Author of a vivid memoir on the devastating effects of addiction and loss
There is no grief like the grief that does not speak. Henry Wadsworth Longfellow
There is no grief like the grief that does not speak. Henry Wadsworth Longfellow
Opiate Nation won the NIEA 2020 Award for Best Addiction/Recovery Book
The 14th Annual National Indie Excellence® Awards (NIEA) recognize the Winners and Finalists from this year's robust competition of entries originating from all across the United States of America.
A leader and veteran of publishing award contests, The National Indie Excellence® Awards are open to recent English language books in print from self and independent publishers. Judging is now completed for the 14th year of this competition and the results commend a wide range of truly exceptional titles.
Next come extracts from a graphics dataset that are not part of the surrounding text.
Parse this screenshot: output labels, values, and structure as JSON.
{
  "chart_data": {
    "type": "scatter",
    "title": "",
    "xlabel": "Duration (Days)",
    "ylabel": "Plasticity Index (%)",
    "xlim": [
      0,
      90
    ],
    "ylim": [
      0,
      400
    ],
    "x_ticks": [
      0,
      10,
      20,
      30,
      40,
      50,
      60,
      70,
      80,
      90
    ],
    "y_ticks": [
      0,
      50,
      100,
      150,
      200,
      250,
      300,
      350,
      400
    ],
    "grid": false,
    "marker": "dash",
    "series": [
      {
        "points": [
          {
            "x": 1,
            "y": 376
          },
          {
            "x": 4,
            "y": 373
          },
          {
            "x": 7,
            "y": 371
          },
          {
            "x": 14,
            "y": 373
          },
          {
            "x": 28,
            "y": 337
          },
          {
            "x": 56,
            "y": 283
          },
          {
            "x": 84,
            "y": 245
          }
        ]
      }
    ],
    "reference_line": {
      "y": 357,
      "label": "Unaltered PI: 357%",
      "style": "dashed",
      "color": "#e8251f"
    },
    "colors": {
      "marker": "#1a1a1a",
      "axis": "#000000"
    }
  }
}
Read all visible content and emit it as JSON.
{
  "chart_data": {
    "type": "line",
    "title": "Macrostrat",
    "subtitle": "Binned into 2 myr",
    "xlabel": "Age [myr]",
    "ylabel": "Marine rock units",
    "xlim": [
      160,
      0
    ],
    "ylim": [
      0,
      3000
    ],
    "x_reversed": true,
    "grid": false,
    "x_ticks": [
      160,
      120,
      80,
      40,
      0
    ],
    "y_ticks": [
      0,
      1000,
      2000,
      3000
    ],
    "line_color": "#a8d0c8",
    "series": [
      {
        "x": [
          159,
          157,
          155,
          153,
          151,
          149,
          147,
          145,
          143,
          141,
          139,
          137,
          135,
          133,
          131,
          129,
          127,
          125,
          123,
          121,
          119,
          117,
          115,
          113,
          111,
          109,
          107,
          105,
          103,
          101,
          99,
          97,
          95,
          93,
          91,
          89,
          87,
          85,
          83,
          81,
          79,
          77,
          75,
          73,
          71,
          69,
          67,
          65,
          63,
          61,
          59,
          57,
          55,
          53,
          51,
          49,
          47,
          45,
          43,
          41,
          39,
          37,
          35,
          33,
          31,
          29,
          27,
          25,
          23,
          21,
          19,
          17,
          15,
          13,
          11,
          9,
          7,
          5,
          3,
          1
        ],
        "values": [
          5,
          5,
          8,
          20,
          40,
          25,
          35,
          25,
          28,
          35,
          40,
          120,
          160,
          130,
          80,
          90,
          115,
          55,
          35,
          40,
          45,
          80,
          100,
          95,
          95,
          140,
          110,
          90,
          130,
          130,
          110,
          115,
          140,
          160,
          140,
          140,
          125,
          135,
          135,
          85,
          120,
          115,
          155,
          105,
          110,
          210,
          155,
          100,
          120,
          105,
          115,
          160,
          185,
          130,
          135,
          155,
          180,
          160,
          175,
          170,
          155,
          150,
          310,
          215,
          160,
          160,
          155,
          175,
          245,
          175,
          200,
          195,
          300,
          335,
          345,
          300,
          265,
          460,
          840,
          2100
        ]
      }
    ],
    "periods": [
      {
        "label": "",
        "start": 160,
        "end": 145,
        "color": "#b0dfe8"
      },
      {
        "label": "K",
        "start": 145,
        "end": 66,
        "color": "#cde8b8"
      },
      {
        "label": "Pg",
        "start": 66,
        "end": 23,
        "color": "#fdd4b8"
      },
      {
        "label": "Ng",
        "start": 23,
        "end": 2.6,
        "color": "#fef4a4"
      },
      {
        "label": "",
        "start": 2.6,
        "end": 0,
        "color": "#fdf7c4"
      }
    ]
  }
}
The National Indie Excellence® Awards celebrate independent publishing as a strong and vital sector of our industry. Recognizing excellence in all aspects of the final presentation, NIEA champions self-publishers and the independent presses who produce the highest quality books across a spectrum of metrics. Established in 2005, NIEA’s entrants are meticulously judged by experts from various facets of the book industry profession including publishers, writers, editors, and designers.
Winners and Finalists are determined on the basis of superior written matter coupled with excellent presentation in every facet of the final published product. Jurors value the synergy of both content and form as they review entries spanning multiple genres. Sponsorship awards and monetary prize awards are selected from the overall group of Winners and Finalists.
"This year’s entries continue an upward trend in high-quality publishing, even among first time or newer authors. The competition is intense. Indie Excellence® proudly celebrates the talent, dedication and love they put into the book product."
– Doug Fogelson, President National Indie Excellence® Awards
Arizona Daily Star
Sunday, March 1, 2020
Southern Arizona Authors
John Leif, known to family and friends as JL, was smart, charismatic, fiercely loyal – and addicted to opioids. When he died of a heroin overdose at the age of 25, his anguished parents sought some relief by keeping a journal in which they wrote letters to their late son. Holding nothing back, they shared their confusion, their profound despair, and finally their hesitant steps toward acceptance. Their journal provides a framework for Jude DiMeglio Trang's memoir, a book as timely as it is heartbreaking. Trang begins with the horrifying discovery that JL, at age 15, was using black tar heroin, obtainable in his high school in their affluent section of Tucson. The ensuing years saw her son in and out of rehab in an endless cycle of sobriety and relapse while the family endured a decade of false starts and dashed hopes. Information about opioid addiction was scant (even the high school, aware of the problem, kept parents in the dark), and luck was in short supply – two of JL's relapses coincided with medical procedures that put him back on prescribed painkillers, and during one stay in a sober residential facility, he secured drugs from the resident manager. Trang bears her soul in this moving book, explaining how she and her husband work through the stages of grief, but more importantly she shares what, in trying to make sense of her beloved son's death, she discovered about opioid addiction. From brain science, genetics and inherited family dysfunction to the international drug trade, the staggering cost of treatment and the complexity of Big Pharma, Trang offers an honest and clear-eyed view of a public health crisis that became a family tragedy.
~Helen Woodhams
Reading has been a life-long joy, what I look forward to, where I take comfort, where my mind is stimulated, where my spirit is fed. Our home is overflowing with unruly stacks of books, sticky notes jutting out, underlines and notes making them uninviting for other eyes.
Writing is how my inner self is best expressed. It is the bridge between what has happened and how I think and feel about those events. With the simple action of writing, I am urging myself to focus my mind, listen to my heart, absorb my physical world and translate the entire mix into words.
My husband, John, and I lost our 25 year old son to an accidental heroin overdose.
In the wake of his sudden death, we wrote a journal every day for a year, recording our feelings of unbelief, anger, hope, despair, sadness, regrets: the process of grieving. Our musings are the spine that holds all the separate pages of our book together, as we recall the 10 year journey with our son and his battle with heroin addiction with hopeful attempts and bitter failures as he stumbled on a path for lasting recovery.
As we tried to understand why and how this happened to us, I dug into the past, searching for clues in our family, our community, and our society. We are passionately open and honest in writing about our failures and regrets because we are convinced that only by letting light into the secret and hidden places will shame and stigma disappear and lives be saved.
Our memoir is our gift to all those who are struggling with addiction, to those around them, and to all those who have lost someone they loved to addiction.